Dalam kesempatan tersebut, Hasim dan TPS, membacakan motto Perguruan Tako Indonesia, yaitu Perkasa, Rendah Hati, dan Luhur Budi.

Anggota Dewan Guru Tako Indonesia, Teguhsih mengatakan, dengan pengukuhan tersebut, Hasim-TPS sudah menjadi keluarga besar Tako Indonesia.

"Harapan kami, kontestasi politik ini jangan sampai memecah kita dan tetaplah solid saling mendukung dan membantu sesama keluarga besar Tako," sebutnya.

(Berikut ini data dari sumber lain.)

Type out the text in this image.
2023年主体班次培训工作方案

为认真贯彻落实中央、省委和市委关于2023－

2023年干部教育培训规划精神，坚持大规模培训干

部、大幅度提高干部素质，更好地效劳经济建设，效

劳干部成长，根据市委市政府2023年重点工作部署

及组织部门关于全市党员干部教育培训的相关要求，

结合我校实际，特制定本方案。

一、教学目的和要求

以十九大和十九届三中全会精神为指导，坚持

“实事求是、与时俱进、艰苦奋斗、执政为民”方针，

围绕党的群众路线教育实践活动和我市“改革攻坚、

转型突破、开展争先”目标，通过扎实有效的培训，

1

Teguhsih mengajak semua Perguruan Tako Indonesia ikut serta membantu keluarga Tako Indonesia.

"Bang Hasim dan Bang TPS adalah keluarga besar Tako Indonesia. Jadi saya meminta kepada para guru dan suhu agar bersama-sama membantu Hasim-TPS untuk menjadi Bupati dan Wakil Bupati Simalungun untuk mewujudkan Kabupaten Simalungun yang Maju, Rukun, dan Sejahtera," ujarnya, sembari meminta kepada Hasim, jika nantinya menjadi Bupati Simalungun agar Tako Indonesia semakin dikembangkan di Kabupaten Simalungun.

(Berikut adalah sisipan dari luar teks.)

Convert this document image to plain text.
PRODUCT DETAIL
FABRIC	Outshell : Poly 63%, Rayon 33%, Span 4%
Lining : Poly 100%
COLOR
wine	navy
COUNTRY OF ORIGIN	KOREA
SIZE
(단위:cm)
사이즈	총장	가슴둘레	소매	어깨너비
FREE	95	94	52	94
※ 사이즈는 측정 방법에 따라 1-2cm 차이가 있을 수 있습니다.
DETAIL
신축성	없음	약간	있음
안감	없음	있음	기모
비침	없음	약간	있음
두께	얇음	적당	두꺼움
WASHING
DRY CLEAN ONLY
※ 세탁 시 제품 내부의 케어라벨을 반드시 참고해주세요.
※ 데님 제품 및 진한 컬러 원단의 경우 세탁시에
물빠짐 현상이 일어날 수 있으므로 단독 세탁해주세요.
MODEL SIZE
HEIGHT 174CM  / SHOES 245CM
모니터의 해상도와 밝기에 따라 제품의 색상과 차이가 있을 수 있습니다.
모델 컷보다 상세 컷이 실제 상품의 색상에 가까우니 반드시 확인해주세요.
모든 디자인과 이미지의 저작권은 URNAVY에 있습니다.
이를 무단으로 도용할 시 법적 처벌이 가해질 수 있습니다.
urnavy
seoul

Dalam kesempatan itu, Hasim dan TPS, mengucapkan terima kasih telah diterima di keluarga besar Tako Indonesia.

"Saya mengucapkan terima kasih telah diterima di keluarga besar Tako Indonesia. Sebagai keluarga besar, mari kita bersama-sama bekerja untuk membangun Kabupaten Simalungun Tanah Habonaron Do Bona ini," ujarnya.

Ditambahkan Hasim, penyalahgunaan narkoba di Kabupaten Simalungun terus meningkat. Karenanya ia mengajak keluarga besar Tako Indonesia untuk bersama-sama menjaga generasi muda.

"Bantu kami untuk mengurangi jumlah penyebaran narkoba di Kabupaten Simalungun dengan mengajak anak- muda menjauhi narkoba. Mari kita bersama-sama mengajak dan mengarahkan anak muda di Simalungun untuk berolahraga Tako," tukas pria berusia 36 tahun itu.